If you're thinking such formulaic, mid-tempo drudgery resembles a majority of the middlebrow wares John's been hawking since 1976's Blue Moves (which, incidentally, was just re-released), think again. It's worse. Even a fresh coat of studio gloss can't save this junk. Things turn so sour, in fact, that you might well find yourself craving a nibble of the silly naivete that marked Taupin's Old West fantasy phase circa Tumbleweed Connection, back when Elton John could still pen a chorus that clung to the skull's interior much like that new AT&T jingle. Hey, wait a second, that is Elton -- and in fine form, too. (* 1/2)

-- Hobart Rowland

Craig Mack
Operation: Get Down
Street Life/All-American Music

On his second release, Operation: Get Down, Craig Mack, the Peppermint Patty of hip-hop, sounds royally pissed. And why not? Back in 1994, Mack unleashed "Flava in Ya Ear," one of the most influential rap tracks of the decade. Mack's outrageous pitch was just the thing rap producer/performer/label entrepreneur Sean "Puffy" Combs needed to boost his new Bad Boy label. Inevitably, though, a more profitable option came along for Combs (the Notorious B.I.G.), and Mack's golden armor began to rust.

Although Mack said the split between him and Puff Daddy arose due to "creative differences," it appears the pain runs deeper than that. And now Mack, never one to be quiet for long, has used Operation: Get Down to make a cocky declaration of independence. Writing every track and working with various in-the-know producers and engineers (Eric B., Demetrius Shipp and former Fat Boy Prince Markie D), Mack is obviously spitting mad. On "Jockin My Style," he vents his disgust over second-raters who cashed in on his attitude, and on "You" he not-too-delicately rips into Combs and his Bad Boy parvenus.

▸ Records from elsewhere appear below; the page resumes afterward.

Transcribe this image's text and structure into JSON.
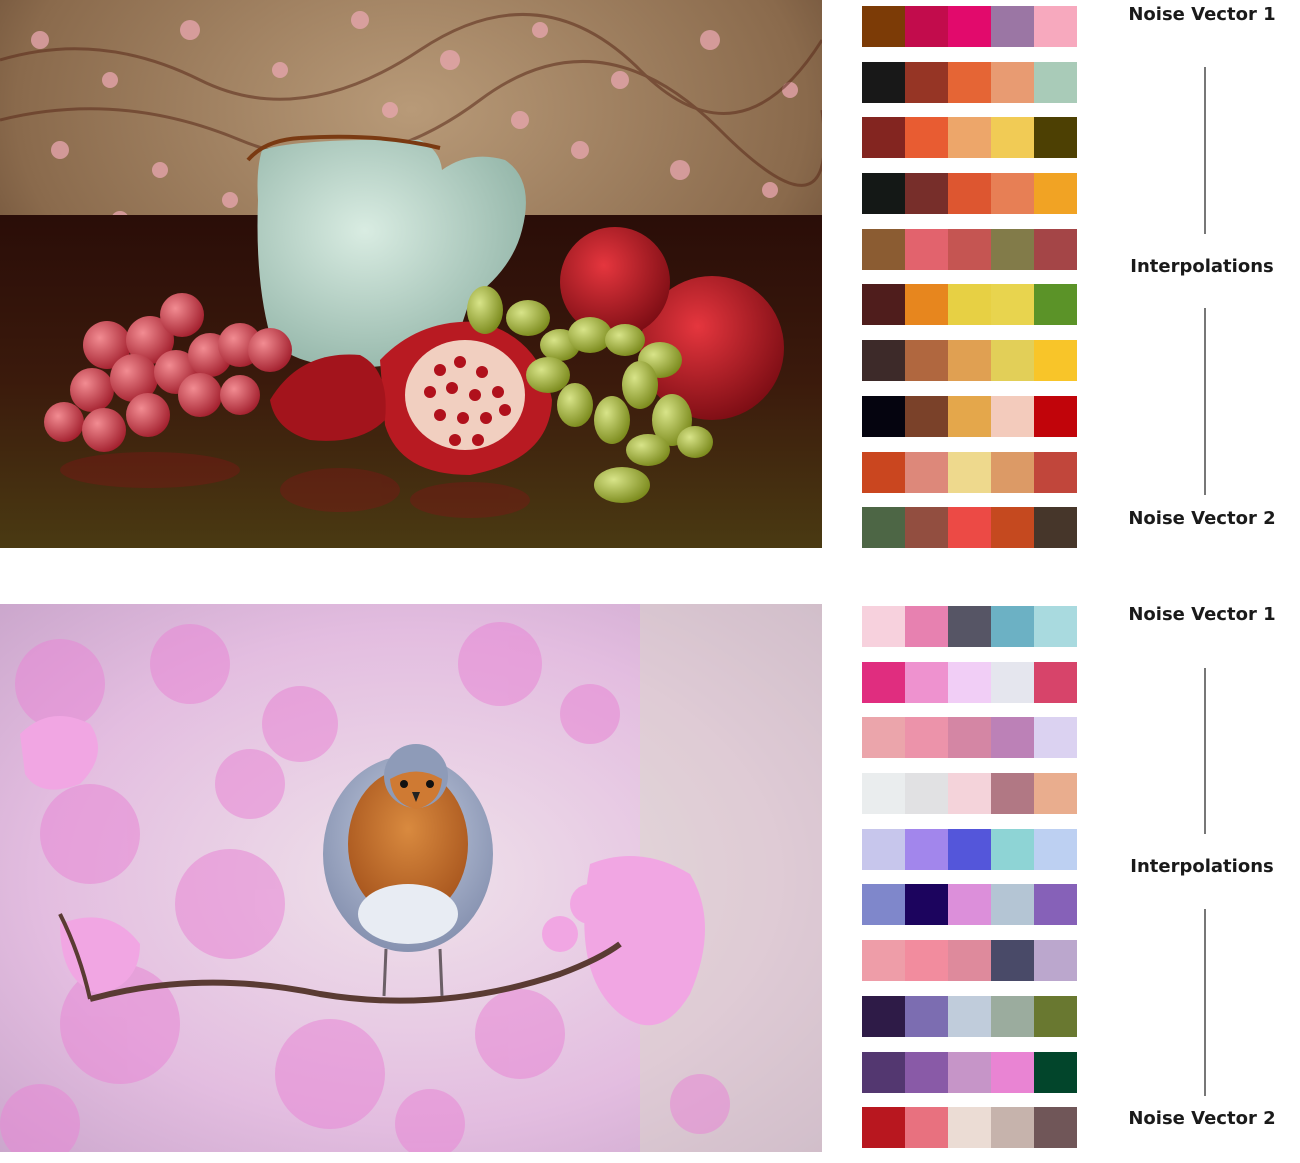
{
  "labels": {
    "noise_vector_1": "Noise Vector 1",
    "interpolations": "Interpolations",
    "noise_vector_2": "Noise Vector 2"
  },
  "panels": [
    {
      "image": "still-life: teal ceramic pitcher, pomegranates, red and green grapes, floral wallpaper",
      "palettes": [
        [
          "#7c3b06",
          "#c20c4c",
          "#e20a6c",
          "#9b76a4",
          "#f7a9be"
        ],
        [
          "#181818",
          "#963525",
          "#e56535",
          "#e89b72",
          "#a9cbb8"
        ],
        [
          "#832520",
          "#e85c32",
          "#eda66a",
          "#f1cb55",
          "#4d4003"
        ],
        [
          "#141816",
          "#772e2a",
          "#dd5630",
          "#e77f55",
          "#f1a324"
        ],
        [
          "#8b5c32",
          "#e2636d",
          "#c55552",
          "#827b49",
          "#a44547"
        ],
        [
          "#4f1d1c",
          "#e7861e",
          "#e7d044",
          "#e8d44e",
          "#5b9328"
        ],
        [
          "#3d2a29",
          "#b0673f",
          "#e0a052",
          "#e2cf58",
          "#f8c529"
        ],
        [
          "#05040f",
          "#7a4129",
          "#e4a74b",
          "#f3cbbc",
          "#c1040a"
        ],
        [
          "#ca461f",
          "#dd887a",
          "#eed98d",
          "#dc9a66",
          "#c1463b"
        ],
        [
          "#4d6645",
          "#924e40",
          "#ec4a45",
          "#c5491f",
          "#46362a"
        ]
      ]
    },
    {
      "image": "robin perched on a branch among pink blossoms",
      "palettes": [
        [
          "#f7d1dd",
          "#e781b0",
          "#565565",
          "#6cb1c4",
          "#a9dadf"
        ],
        [
          "#e02d7f",
          "#ee92cf",
          "#f1cef6",
          "#e5e6ee",
          "#d7446a"
        ],
        [
          "#eba5ab",
          "#ec93aa",
          "#d486a4",
          "#bc81b7",
          "#dbd2f1"
        ],
        [
          "#eaedee",
          "#e1e1e3",
          "#f4d3da",
          "#b17884",
          "#e9ad8e"
        ],
        [
          "#c7c6ec",
          "#a286ec",
          "#5456da",
          "#8ed4d5",
          "#bdd0f2"
        ],
        [
          "#7f87cb",
          "#1c045e",
          "#dc8fda",
          "#b4c5d4",
          "#8661b8"
        ],
        [
          "#ee9da8",
          "#f28c9e",
          "#de8a9c",
          "#494a68",
          "#bba7cd"
        ],
        [
          "#2e1b47",
          "#7c6db1",
          "#c0ccdb",
          "#9bac9e",
          "#697830"
        ],
        [
          "#533770",
          "#895aa7",
          "#c695c8",
          "#e984d3",
          "#02452b"
        ],
        [
          "#b8171f",
          "#e8717f",
          "#ebdcd4",
          "#c6b3ac",
          "#705658"
        ]
      ]
    }
  ]
}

Those expecting the abrupt sonic-boom feel of his debut CD, Project: Funk Da World, will find that on this effort Mack is all suave funk, toning it down a notch to allow the grooves to marinate in his hard-earned sweat. Low-riding tunes such as "Rap Hangover" and "Sit Back and Relax" slide politely into high-decibel numbers such as "Today's Forecast" and "Style." Get Down does have its share of missteps (following the sly love-letter opener "Can You Still Love Me?" with the groupie gang-bang "What I Need" is no mood enhancer). Still, Mack makes it resoundingly clear on Get Down that when it comes to his music, the future is undoubtedly a one-man show. (*** 1/2)

-- Craig D. Lindsey

CDs rated on a one to five star scale.